Texas Official Who Blamed School Shooting On Doors Now Also Blames Facebook And Video Games

Texas Official Who Blamed School Shooting On Doors Now Also Blames Facebook And Video Games

Just hours after a 17-year-old killed 10 people at a high school in Texas, Dan Patrick, the Lt. Governor of Texas, said that maybe schools should have fewer entrances and exits. But yesterday he explained that there are a lot of other things to blame than just doors. For instance, Facebook, Twitter, and violent video games.

“George, should we be surprised in this nation? We have devalued life, whether it’s through abortion, whether it’s the breakup of families… through violent movies, and particular violent video games, which now outsell movies and music,” Patrick said in an incoherent rant to George Stephanopoulos yesterday on ABC’s This Week.

“Psychologists and psychiatrists will tell you that students are desensitised to violence… may have lost empathy for their victims by watching hours and hours of video… violent games. Ninety-seven per cent, George, of teenagers watch video games, and 85 per cent of those are violent games,” Patrick said.

Patrick, who is 68 years old, is parroting the same talking points we heard in the 1990s about violent video games being the source of our nation’s woes. But it wasn’t just video games that Patrick blamed. Social media was also a culprit, according to the second most powerful politician in Texas.

“The problem is multifaceted. It’s not any one issue,” said Patrick. “Again, we have to look at our culture of violence, just our violent society. Our Facebook, our Twitter. The bullying of adults on adults and children on children. We have to look at ourselves, George. It’s not about the guns, it’s about us.”

Patrick was ridiculed over the weekend after saying that the problem wasn’t guns, it was the number of entrances in America’s schools. Patrick floated the idea of limiting the number of entrances at any given school so that police could more closely monitor everyone who comes in and out.

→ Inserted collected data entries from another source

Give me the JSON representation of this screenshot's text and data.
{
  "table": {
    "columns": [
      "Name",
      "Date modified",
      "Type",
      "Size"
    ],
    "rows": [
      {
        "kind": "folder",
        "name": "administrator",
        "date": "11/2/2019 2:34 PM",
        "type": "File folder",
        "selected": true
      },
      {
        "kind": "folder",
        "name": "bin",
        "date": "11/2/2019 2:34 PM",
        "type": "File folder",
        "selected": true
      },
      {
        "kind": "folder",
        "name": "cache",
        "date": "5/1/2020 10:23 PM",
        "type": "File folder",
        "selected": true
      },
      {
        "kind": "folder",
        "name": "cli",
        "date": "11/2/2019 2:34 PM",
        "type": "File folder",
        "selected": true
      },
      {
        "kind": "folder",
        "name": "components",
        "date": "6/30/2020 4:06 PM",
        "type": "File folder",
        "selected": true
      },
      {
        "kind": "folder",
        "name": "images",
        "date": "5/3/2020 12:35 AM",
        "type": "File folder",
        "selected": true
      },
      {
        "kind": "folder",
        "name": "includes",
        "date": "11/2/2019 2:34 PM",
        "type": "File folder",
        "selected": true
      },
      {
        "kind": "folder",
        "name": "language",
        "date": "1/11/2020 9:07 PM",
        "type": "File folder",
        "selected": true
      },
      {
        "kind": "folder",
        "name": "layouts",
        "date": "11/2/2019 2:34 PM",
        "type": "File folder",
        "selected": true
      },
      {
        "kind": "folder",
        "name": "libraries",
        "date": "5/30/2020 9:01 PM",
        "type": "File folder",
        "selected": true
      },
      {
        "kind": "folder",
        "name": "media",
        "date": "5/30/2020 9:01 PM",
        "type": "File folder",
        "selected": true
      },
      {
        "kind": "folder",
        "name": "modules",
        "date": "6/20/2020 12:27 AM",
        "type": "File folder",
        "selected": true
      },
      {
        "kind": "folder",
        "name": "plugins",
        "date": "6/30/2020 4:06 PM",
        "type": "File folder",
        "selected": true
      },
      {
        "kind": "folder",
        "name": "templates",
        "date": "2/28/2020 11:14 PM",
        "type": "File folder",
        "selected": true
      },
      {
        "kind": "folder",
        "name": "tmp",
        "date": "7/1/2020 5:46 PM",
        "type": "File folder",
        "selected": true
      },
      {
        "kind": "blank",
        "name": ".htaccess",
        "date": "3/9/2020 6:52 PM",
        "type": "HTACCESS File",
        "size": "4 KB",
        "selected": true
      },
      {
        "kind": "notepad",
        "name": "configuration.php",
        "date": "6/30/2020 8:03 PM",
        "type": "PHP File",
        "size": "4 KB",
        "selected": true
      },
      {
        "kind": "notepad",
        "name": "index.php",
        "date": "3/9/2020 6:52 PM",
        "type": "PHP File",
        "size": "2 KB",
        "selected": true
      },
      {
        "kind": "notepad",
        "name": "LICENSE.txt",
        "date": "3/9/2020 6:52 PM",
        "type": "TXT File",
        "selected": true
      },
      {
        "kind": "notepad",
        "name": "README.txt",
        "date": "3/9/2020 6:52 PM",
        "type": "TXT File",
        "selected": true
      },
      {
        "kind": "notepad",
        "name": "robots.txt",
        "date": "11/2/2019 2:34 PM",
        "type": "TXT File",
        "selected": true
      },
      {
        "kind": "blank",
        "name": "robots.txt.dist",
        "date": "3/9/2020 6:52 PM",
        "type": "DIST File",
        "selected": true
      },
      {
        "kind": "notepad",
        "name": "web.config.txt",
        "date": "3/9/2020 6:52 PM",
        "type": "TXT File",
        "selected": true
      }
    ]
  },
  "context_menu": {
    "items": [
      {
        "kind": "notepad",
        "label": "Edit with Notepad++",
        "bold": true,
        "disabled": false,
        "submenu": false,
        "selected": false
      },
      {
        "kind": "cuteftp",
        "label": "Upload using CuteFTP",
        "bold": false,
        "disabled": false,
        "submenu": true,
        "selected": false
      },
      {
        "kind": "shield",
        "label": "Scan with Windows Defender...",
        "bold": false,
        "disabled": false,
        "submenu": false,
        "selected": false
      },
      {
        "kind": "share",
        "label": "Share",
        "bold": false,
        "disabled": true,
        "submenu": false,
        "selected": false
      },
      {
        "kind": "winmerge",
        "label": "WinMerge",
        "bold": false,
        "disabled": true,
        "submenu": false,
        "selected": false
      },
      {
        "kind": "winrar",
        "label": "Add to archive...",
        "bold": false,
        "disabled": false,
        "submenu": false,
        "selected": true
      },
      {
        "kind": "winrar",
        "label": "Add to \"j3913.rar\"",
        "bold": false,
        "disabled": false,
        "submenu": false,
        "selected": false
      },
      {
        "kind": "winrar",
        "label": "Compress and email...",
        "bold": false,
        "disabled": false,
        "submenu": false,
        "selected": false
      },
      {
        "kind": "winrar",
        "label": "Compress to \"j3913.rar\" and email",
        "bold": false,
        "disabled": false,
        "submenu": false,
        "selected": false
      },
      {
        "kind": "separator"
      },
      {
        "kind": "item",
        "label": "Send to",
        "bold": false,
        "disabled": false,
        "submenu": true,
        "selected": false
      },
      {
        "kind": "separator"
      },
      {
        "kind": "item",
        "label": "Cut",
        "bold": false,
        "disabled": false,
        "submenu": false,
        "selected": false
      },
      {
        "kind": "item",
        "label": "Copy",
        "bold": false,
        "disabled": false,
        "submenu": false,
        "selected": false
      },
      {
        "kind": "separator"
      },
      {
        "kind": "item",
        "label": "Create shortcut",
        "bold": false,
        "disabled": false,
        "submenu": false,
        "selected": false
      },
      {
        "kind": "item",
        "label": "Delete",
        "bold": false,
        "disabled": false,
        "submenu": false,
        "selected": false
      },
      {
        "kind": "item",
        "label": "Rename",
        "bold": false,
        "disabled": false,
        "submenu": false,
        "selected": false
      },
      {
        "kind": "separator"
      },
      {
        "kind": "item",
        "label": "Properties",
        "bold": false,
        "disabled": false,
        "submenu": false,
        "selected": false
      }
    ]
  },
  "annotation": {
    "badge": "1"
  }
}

“Maybe we need to look into limiting the entrances and exits into our schools, so that we can have law enforcement looking at the people who come in one or two entrances,” Patrick said on Friday before the bodies of 8 students and 2 teachers were even cold. “We’re going have to get creative. We’re going to have to think out of the box.”

The rest of the interview from yesterday is really quite astounding in its level of cognitive dissonance. The lieutenant governor bragged that the school where the shooting took place, Santa Fe High School, had won an award for safety. He also said that schools need to do more to become “hardened,” meaning equipped with more armed teachers and security officers. But he also in the same breath mentioned that their were two armed officers at the school on Friday, one of whom was injured, and acknowledged that under state law Texas already allows teachers to carry guns.

As Patrick rambled about social factors being the real cause of America’s mass shooting epidemic, Stephanopoulos gently reminded him that other countries have things like violent video games and social media. What sets the United States apart from other countries is its number of guns. As the Washington Post notes, more American school children have died in class this year than members of the US military.

But Lt. Gov. Patrick wasn’t having any of these stats that might contradict his narrative. He said that Texas believes in the Second Amendment and that nothing is going to change that.

“It is our Second Amendment…” Patrick said. “You know, it talks about a well-run militia… our teachers are part of that well-run militia.”